Formationdes enseignant·es : chronique d’une dégradation annoncée

Après trois années de pseudo-concertations, la rentrée 2022 a vu la mise en place des derniers éléments de la « réforme » de la formation des enseignant·es et CPE (FDE). Cette réforme est le dernier avatar d’une litanie « réformatrice » entamée voici plusieurs années, qui se caractérise notamment par un dessaisissement de l’agir des personnels et une dévolution au terrain pour tout ce qui concerne la formation.

Une très large majorité d’acteurs et actrices de la formation font le constat d’une dégradation désormais chronique de la FDE – même si selon les académies, les sites, les disciplines, voire d’un parcours à l’autre au sein d’un même Institut national supérieur du professorat et de l’éducation (INSPÉ), les situations peuvent diverger. On a certes pu observer des avancées avec une dimension universitaire de la formation affichée plus clairement qu’auparavant lors de l’intégration des IUFM aux universités. On peut aussi noter, ici ou là, des améliorations par rapport à la situation des années 2000 : une dimension professionnalisante plus présente dans la formation des enseignant·es du 2d degré, une reconnaissance de la didactique comme composante nécessaire de la formation, un resserrement des liens avec la recherche et une meilleure intégration des enseignants-chercheurs impliqués dans la FDE aux équipes de recherche et laboratoires universitaires locaux… Il n’en demeure pas moins qu’au fil des années les équipes ont dû partout faire face à une diminution des moyens et ont rencontré des difficultés croissantes à élaborer et mettre en œuvre des maquettes de formation cohérentes, compte tenu à la fois de l’augmentation des temps de pleine responsabilité de classe(s) des étudiant·es et stagiaires, de la réduction des volumes de formation et des injonctions multiples et contradictoires sur les contenus (celles de la « réforme » Blanquer par exemple). S’ensuivent notamment : difficulté des universités à organiser la formation, compte tenu des contraintes imposées par le ministère de l’Éducation nationale (MEN), lourdeur de l’année de M2 pour les étudiant·es, difficulté à trouver des lieux de stage et des tuteur·rices formé·es à proximité des lieux de formation, etc.

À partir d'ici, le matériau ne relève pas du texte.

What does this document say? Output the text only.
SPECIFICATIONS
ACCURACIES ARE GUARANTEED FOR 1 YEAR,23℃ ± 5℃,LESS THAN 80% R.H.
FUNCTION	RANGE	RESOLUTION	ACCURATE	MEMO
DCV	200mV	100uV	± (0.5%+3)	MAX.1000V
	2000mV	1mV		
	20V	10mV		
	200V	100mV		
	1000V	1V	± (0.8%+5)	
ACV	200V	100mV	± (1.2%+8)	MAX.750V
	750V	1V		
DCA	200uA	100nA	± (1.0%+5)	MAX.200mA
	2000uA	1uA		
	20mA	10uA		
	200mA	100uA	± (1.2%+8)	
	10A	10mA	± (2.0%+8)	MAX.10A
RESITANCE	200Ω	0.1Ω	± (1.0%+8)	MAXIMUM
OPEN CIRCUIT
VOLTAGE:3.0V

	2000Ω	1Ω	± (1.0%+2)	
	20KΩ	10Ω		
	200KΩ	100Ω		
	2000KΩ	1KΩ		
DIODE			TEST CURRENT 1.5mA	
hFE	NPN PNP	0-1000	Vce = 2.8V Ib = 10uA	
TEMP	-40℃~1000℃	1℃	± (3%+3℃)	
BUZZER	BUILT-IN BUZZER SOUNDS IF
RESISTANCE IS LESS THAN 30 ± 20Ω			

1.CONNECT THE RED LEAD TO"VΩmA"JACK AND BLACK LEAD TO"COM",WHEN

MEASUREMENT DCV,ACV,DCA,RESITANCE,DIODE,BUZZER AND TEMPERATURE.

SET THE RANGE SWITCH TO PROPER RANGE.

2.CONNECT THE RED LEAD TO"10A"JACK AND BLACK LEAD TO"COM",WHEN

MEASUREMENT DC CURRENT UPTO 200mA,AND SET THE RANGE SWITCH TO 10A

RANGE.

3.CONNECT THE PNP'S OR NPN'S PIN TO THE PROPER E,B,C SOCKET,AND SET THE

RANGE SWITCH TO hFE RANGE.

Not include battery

Les causes et les conséquences de ces difficultés sont multiples mais l’élément central découle de la remise en cause de la dimension universitaire de la formation à travers la construction d’une opposition caricaturale entre formation et « terrain ». Le MEN est donneur d’ordre, pour une formation pourtant inscrite dans le cadre d’un diplôme universitaire (master MEEF), censé être sous tutelle du ministère de l’Enseignement supérieur (MESR). À travers lois, arrêtés, circulaires, le MEN, en tant que futur employeur des étudiant·es, impose aux équipes un modèle où le « terrain » renvoie la formation à la périphérie : il ne s’agit alors que d’“aider” les étudiant·es ou stagiaires à “prendre la classe”. C’est bien le sens de l’injonction à faire assurer le tiers de la formation par des enseignant·es en responsabilité de classe(s), seul·es à même de répondre aux “besoins” des étudiant·es et stagiaires, “besoins” définis par le seul MEN.

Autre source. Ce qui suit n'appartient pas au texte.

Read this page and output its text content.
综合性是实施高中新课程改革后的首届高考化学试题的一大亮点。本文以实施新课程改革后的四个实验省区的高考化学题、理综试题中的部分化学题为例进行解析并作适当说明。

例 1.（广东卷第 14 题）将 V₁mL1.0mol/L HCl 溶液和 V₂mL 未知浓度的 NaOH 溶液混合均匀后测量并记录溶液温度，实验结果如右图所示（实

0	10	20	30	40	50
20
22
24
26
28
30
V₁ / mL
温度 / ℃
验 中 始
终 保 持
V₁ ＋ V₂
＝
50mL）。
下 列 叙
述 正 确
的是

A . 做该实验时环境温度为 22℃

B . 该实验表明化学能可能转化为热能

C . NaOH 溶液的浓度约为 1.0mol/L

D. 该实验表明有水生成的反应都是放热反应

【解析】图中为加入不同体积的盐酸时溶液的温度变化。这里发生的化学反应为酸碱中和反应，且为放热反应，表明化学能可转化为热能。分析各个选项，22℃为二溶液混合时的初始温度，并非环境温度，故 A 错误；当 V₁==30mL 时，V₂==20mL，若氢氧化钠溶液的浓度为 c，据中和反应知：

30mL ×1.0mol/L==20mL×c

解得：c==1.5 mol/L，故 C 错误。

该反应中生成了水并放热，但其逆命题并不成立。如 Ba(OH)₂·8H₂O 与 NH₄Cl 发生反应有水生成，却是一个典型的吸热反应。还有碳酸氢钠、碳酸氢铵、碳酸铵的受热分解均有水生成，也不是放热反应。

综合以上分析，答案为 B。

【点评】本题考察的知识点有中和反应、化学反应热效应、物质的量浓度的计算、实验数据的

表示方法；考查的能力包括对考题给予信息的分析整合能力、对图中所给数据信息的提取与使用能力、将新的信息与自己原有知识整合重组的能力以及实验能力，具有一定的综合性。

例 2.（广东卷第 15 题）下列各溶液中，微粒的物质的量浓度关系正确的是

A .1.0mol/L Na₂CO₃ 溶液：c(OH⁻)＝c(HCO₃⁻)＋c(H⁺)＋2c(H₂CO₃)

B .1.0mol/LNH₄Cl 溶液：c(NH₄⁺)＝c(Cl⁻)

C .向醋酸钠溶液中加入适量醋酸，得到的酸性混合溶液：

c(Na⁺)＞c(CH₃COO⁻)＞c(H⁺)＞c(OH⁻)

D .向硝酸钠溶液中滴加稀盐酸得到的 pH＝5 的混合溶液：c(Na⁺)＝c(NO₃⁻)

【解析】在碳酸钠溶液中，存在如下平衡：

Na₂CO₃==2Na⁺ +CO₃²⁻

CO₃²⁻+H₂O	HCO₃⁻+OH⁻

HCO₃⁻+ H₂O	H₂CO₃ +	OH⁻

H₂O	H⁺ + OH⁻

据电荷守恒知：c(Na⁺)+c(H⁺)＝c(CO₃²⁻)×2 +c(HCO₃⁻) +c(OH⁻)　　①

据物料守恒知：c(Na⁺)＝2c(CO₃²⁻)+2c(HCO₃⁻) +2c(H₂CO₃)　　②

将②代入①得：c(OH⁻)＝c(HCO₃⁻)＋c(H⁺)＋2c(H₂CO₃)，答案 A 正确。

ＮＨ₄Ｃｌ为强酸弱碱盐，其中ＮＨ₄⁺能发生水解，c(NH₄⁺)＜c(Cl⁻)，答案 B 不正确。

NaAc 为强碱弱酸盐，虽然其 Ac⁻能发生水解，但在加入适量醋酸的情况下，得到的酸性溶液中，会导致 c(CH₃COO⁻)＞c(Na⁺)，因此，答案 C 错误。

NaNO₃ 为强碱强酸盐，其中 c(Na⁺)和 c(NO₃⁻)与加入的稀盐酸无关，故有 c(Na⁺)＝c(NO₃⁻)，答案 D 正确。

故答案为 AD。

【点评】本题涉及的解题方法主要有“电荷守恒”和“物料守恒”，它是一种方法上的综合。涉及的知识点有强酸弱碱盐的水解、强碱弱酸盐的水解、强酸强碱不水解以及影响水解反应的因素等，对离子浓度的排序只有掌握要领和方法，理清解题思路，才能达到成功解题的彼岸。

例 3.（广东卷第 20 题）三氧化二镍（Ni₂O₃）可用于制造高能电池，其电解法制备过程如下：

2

Les effets d’une telle représentation s’observent sur les contenus de la formation, les conditions d’études et d’entrée dans le métier, comme sur les structures de formation elles-mêmes.

Dégradation des contenus et des modalités de la formation

Avec sa « réforme » amorcée en 2017, le MEN dicte sa vision de la formation : resserrement sur les « fondamentaux » (jamais définis mais imposés pour 50% de la formation des PE par exemple), minoration du didactique, priorité au seul « terrain » sur lequel intervient l’étudiant·e ou stagiaire sans s’assurer des conditions notamment de temps, de préparation et d’analyse qui permettraient d’en faire un véritable élément de formation. Tout cela donne lieu à de multiples interprétations et une grande confusion. Les maquettes résultant de cette première série de contraintes, élaborées dans l’urgence et souvent sans réelle concertation, ont d’ailleurs dû être plusieurs fois modifiées, au fil des annonces des divers « modules » que le MEN a imposés par la suite, jusqu’au printemps 2022 (« laïcité » et « valeurs de la république », « égalité filles-garçons », etc.).

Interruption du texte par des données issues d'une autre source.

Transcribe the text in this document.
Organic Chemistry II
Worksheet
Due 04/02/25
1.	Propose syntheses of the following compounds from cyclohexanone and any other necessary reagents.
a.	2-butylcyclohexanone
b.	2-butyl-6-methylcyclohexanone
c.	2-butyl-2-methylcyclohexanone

Tout cela contribue à émietter les maquettes, dépossède les équipes universitaires de leur expertise et réduit la formation à une adaptation à l’emploi – très relative compte tenu de la complexité du métier. Cela crée aussi une forte variation entre les lieux de formation, les arbitrages étant finalement reportés à des décisions prises localement.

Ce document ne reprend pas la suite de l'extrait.